SÁBADO DEPOIS DO TERCEIRO DOMINGO DE PÁSCOA

Número das bem-aventuranças

Alguns estabeleceram uma tríplice bem-aventurança; porque uns a contaram na vida voluptuosa, outros na vida ativa, e outros na vida contemplativa. Por isso o Senhor assinalou algumas bem-aventuranças como destrutoras do obstáculo da felicidade voluptuosa.

I. A vida voluptuosa consiste em duas coisas:

1ª Na afluência dos bens exteriores, sejam riquezas ou honras; dos que o homem se retrai pela virtude, que aconselha usar deles com moderação; mas pelo dom, de um modo mais excelente, desprezando-os totalmente o homem. Por isso se põe como primeira bem-aventurança: Bem-aventurados os pobres de espírito, porque deles é o Reino dos céus (Mt 5, 3), o qual pode referir-se ao desprezo das riquezas ou ao desprezo das honras; e se faz pela humildade.

2ª A vida voluptuosa consiste em seguir as próprias paixões, seja a irascível, seja a concupiscível. A virtude impede seguir a paixão da irascibilidade, para que o homem não sobrepasse nas coisas supérfluas; porém pelo dom se faz de modo mais excelente, de sorte que o homem está totalmente sereno a respeito dela, conforme à vontade divina. Por isso se fixa por segunda bem-aventurança: Bem-aventurados os mansos, porque possuirão a terra (Mt 5, 4).

A virtude impede seguir as paixões da concupiscência por um uso moderado de tais paixões; mas o dom as desfaz totalmente, se é necessário; e ainda mais, aceitando voluntariamente o choro se é preciso. Daí a terceira bem-aventurança: Bem-aventurados os que choram, porque serão consolados (Mt 5, 5).

II. A vida ativa consiste principalmente nas coisas que entregamos ao próximo, ou por razão de débito, ou por espontâneo benefício.

Aos primeiros nos dispõe a virtude, para que não recusemos pagar ao próximo o que lhe devemos, o qual pertence à justiça; porém o dom nos induz a isto mesmo com afeto mais generoso, a saber, com um desejo fervente de cumprir as obras de justiça, semelhante ao desejo ardente com que desejam o alimento e a bebida ao faminto e ao sedento. Daí a quarta bem-aventurança: Bem-aventurados os que têm fome e sede da justiça, porque serão saciados (Mt 5, 6).

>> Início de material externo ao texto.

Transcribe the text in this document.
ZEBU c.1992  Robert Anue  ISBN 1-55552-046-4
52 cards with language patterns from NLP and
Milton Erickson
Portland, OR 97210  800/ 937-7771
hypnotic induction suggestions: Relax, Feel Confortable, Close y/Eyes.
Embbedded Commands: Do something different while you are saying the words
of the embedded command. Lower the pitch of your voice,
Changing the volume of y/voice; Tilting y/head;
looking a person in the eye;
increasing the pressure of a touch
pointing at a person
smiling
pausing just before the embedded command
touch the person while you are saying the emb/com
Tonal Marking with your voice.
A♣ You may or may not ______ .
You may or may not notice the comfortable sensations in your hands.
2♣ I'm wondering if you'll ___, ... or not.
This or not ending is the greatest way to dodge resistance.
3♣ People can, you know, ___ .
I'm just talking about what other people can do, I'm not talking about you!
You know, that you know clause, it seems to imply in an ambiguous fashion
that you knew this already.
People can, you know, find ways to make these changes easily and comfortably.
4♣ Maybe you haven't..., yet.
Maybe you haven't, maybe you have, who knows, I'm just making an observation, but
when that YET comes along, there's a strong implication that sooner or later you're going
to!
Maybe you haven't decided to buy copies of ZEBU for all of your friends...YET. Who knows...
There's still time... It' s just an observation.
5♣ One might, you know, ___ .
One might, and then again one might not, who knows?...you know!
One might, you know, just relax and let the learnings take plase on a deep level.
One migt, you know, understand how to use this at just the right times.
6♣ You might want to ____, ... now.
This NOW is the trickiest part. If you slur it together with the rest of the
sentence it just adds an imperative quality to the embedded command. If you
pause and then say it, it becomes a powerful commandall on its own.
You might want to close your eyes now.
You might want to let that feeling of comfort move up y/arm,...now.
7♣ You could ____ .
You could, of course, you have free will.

Pelo que se refere às dádivas espontâneas, a virtude nos aperfeiçoa para que as demos àqueles a quem dita a razão que devemos dá-las, por exemplo, aos amigos, ou a nossos pais, o qual corresponde à virtude da largueza. Mas o dom, por reverência a Deus, somente considera a necessidade naqueles a quem presta gratuitos benefícios. Por isso se diz: Quando deres algum jantar ou ceia, não convides os teus amigos, nem os teus irmãos... mas, quando deres algum banquete, convida pobres, aleijados, coxos, cegos etc. (Lc 14, 11 e 13), o que é, com propriedade, compadecer-se. Daí a quinta bem-aventurança: Bem-aventurados os misericordiosos, porque alcançarão misericórdia (Mt 5, 7).

III. As coisas pertencentes à vida contemplativa ou são a mesma bem-aventurança final, ou algum início dela; e portanto não se incluem nas bem-aventuranças como méritos, senão como prêmios.

Porém se assinalam como méritos os efeitos da vida ativa, com os que o homem se dispõe para a vida contemplativa, e o efeito da vida ativa, quanto às virtudes e dons com que o homem se aperfeiçoa em si mesmo, é a pureza de coração, para que este não se manche com paixões. Daí a sexta bem-aventurança: Bem-aventurados os puros de coração, porque verão a Deus (Mt 5, 8).

Por fim, quanto às virtudes e dons com que o homem se aperfeiçoa em ordem ao próximo, o efeito da vida ativa é a paz, segundo aquilo de Isaías: A paz será a obra da justiça (32, 17). E portanto a sétima bem- aventurança é: Bem-aventurados os pacíficos, porque serão chamados filhos de Deus (Mt 5, 9).